Solar charging ESP-Now BATMAN prototype 3

After the component selection failure with my last solar prototype, I resolved to have another go.

This time, I decided to build as close an equivalent as possible on stripboard despite the presence of several SMD-only components. For this I needed a QFN20 breakout and with the buck convertor, I used one of the first boards I had made, cutting off the large empty sections. The QFN20 was not fun to solder but it works.

I'm glad I went through this step as it showed up a poor selection of GPIO pins for the connection to the MCP73871 charge controller. My very first prototype used an evaluation board and not all the connections are broken out on it. Moving the status connections to the ESP8285 did what I wanted but dragged one of the pins low and stopped it from booting in some states. This is one of those things that again I should have picked up from reading the datasheets, but didn't.

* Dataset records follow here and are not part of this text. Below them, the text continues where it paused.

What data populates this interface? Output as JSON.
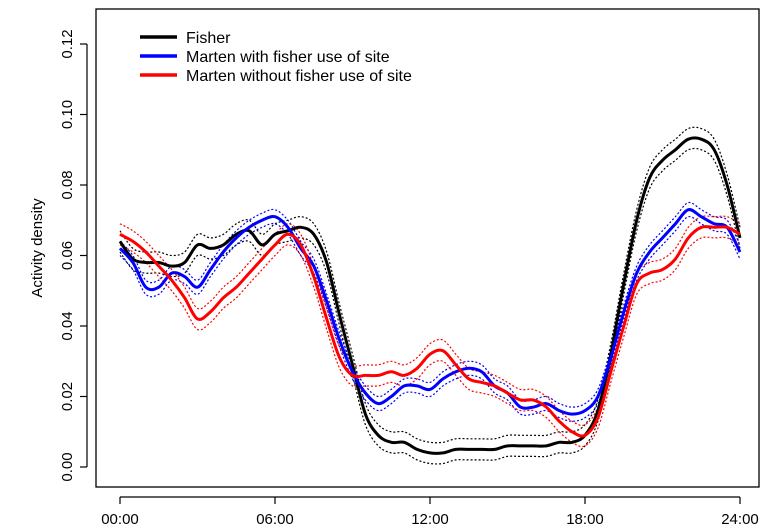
{
  "chart_data": {
    "type": "line",
    "title": "",
    "xlabel": "",
    "ylabel": "Activity density",
    "xlim": [
      0,
      24
    ],
    "ylim": [
      0,
      0.12
    ],
    "x_ticks": [
      {
        "value": 0,
        "label": "00:00"
      },
      {
        "value": 6,
        "label": "06:00"
      },
      {
        "value": 12,
        "label": "12:00"
      },
      {
        "value": 18,
        "label": "18:00"
      },
      {
        "value": 24,
        "label": "24:00"
      }
    ],
    "y_ticks": [
      {
        "value": 0,
        "label": "0.00"
      },
      {
        "value": 0.02,
        "label": "0.02"
      },
      {
        "value": 0.04,
        "label": "0.04"
      },
      {
        "value": 0.06,
        "label": "0.06"
      },
      {
        "value": 0.08,
        "label": "0.08"
      },
      {
        "value": 0.1,
        "label": "0.10"
      },
      {
        "value": 0.12,
        "label": "0.12"
      }
    ],
    "grid": false,
    "legend_position": "top-left",
    "confidence_bands": "dotted lines around each series",
    "x": [
      0,
      0.5,
      1,
      1.5,
      2,
      2.5,
      3,
      3.5,
      4,
      4.5,
      5,
      5.5,
      6,
      6.5,
      7,
      7.5,
      8,
      8.5,
      9,
      9.5,
      10,
      10.5,
      11,
      11.5,
      12,
      12.5,
      13,
      13.5,
      14,
      14.5,
      15,
      15.5,
      16,
      16.5,
      17,
      17.5,
      18,
      18.5,
      19,
      19.5,
      20,
      20.5,
      21,
      21.5,
      22,
      22.5,
      23,
      23.5,
      24
    ],
    "series": [
      {
        "name": "Fisher",
        "color": "#000000",
        "values": [
          0.064,
          0.059,
          0.058,
          0.058,
          0.057,
          0.058,
          0.063,
          0.062,
          0.063,
          0.066,
          0.067,
          0.063,
          0.066,
          0.067,
          0.068,
          0.066,
          0.058,
          0.043,
          0.029,
          0.015,
          0.009,
          0.007,
          0.007,
          0.005,
          0.004,
          0.004,
          0.005,
          0.005,
          0.005,
          0.005,
          0.006,
          0.006,
          0.006,
          0.006,
          0.007,
          0.007,
          0.009,
          0.016,
          0.032,
          0.052,
          0.07,
          0.082,
          0.087,
          0.09,
          0.093,
          0.093,
          0.09,
          0.08,
          0.065
        ],
        "band": 0.003
      },
      {
        "name": "Marten with fisher use of site",
        "color": "#0000ff",
        "values": [
          0.062,
          0.058,
          0.051,
          0.051,
          0.055,
          0.054,
          0.051,
          0.056,
          0.061,
          0.065,
          0.068,
          0.07,
          0.071,
          0.068,
          0.062,
          0.057,
          0.047,
          0.036,
          0.027,
          0.021,
          0.018,
          0.02,
          0.023,
          0.023,
          0.022,
          0.025,
          0.027,
          0.028,
          0.027,
          0.023,
          0.021,
          0.017,
          0.017,
          0.018,
          0.016,
          0.015,
          0.016,
          0.02,
          0.031,
          0.044,
          0.055,
          0.061,
          0.065,
          0.069,
          0.073,
          0.071,
          0.069,
          0.068,
          0.061
        ],
        "band": 0.002
      },
      {
        "name": "Marten without fisher use of site",
        "color": "#ff0000",
        "values": [
          0.066,
          0.064,
          0.061,
          0.057,
          0.053,
          0.048,
          0.042,
          0.044,
          0.048,
          0.051,
          0.055,
          0.059,
          0.063,
          0.066,
          0.063,
          0.054,
          0.042,
          0.031,
          0.026,
          0.026,
          0.026,
          0.027,
          0.026,
          0.028,
          0.032,
          0.033,
          0.029,
          0.025,
          0.024,
          0.023,
          0.021,
          0.019,
          0.019,
          0.017,
          0.013,
          0.01,
          0.009,
          0.014,
          0.027,
          0.04,
          0.052,
          0.055,
          0.056,
          0.059,
          0.065,
          0.068,
          0.068,
          0.068,
          0.066
        ],
        "band": 0.003
      }
    ]
  }
}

With a little shuffle of pins, the prototype is ugly but seemingly nicely functional so I've dropped it into the shed to test. Late November is a bad time for solar power in the UK, so it's a bit of a 'torture test' of charging viability. It's quite likely to fail as I've not put much in the way of smarts yet about when it sleeps or switches off the radio.

In the meantime I've bought an ESP32S2 module and breakout adapter from a Tindie seller. I may build a second prototype based around this as the S2 is like an ESP8266++ with Bluetooth support and lots more resources without seemingly much more power draw. The extra GPIO pins won't be unwelcome too, the ESP8285 has few and I've ended up re-using the UART pins. Not a big deal but it means you can't have Serial debug info with the charge controller working and you need to rely on OTA updates after an initial upload of the code.

Update

This prototype ran for roughly 66 hours before the battery got low and it started sleeping in an attempt to allow the sun to charge them. That's plenty enough for my requirement of a full weekend's service.

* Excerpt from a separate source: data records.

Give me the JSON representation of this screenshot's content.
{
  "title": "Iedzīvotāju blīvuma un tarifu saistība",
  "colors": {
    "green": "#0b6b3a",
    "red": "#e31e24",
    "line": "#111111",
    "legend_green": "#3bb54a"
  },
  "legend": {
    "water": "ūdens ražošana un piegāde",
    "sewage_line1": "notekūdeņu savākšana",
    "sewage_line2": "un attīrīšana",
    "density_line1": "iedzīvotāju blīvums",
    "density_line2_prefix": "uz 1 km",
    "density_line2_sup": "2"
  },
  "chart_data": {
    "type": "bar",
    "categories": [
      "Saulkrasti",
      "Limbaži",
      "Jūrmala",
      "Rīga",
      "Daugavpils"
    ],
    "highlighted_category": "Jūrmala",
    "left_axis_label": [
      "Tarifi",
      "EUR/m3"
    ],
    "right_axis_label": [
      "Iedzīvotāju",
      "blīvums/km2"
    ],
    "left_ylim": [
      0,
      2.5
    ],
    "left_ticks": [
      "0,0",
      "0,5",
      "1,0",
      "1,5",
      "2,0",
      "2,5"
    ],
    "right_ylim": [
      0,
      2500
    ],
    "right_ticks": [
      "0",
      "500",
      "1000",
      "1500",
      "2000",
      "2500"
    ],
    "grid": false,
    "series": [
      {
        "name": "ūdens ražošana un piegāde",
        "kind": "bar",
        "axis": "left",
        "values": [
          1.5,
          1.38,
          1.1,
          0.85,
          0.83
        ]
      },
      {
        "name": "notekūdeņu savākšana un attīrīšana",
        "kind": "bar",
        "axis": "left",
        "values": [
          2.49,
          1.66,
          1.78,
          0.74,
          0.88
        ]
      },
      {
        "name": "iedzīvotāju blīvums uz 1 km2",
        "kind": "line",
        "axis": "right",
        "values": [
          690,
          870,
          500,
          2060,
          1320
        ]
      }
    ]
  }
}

However, from the logs it looks like it only spent 4 hours actively charging the battery, which is shockingly low even given its shady position in the low winter sun. As the MCP73871 only has three binary status indicators I don't feel I have enough data to be clear what contribution the solar panel was making to the runtime so I am going to modify this prototype and add an INA219 current monitor inline with the battery.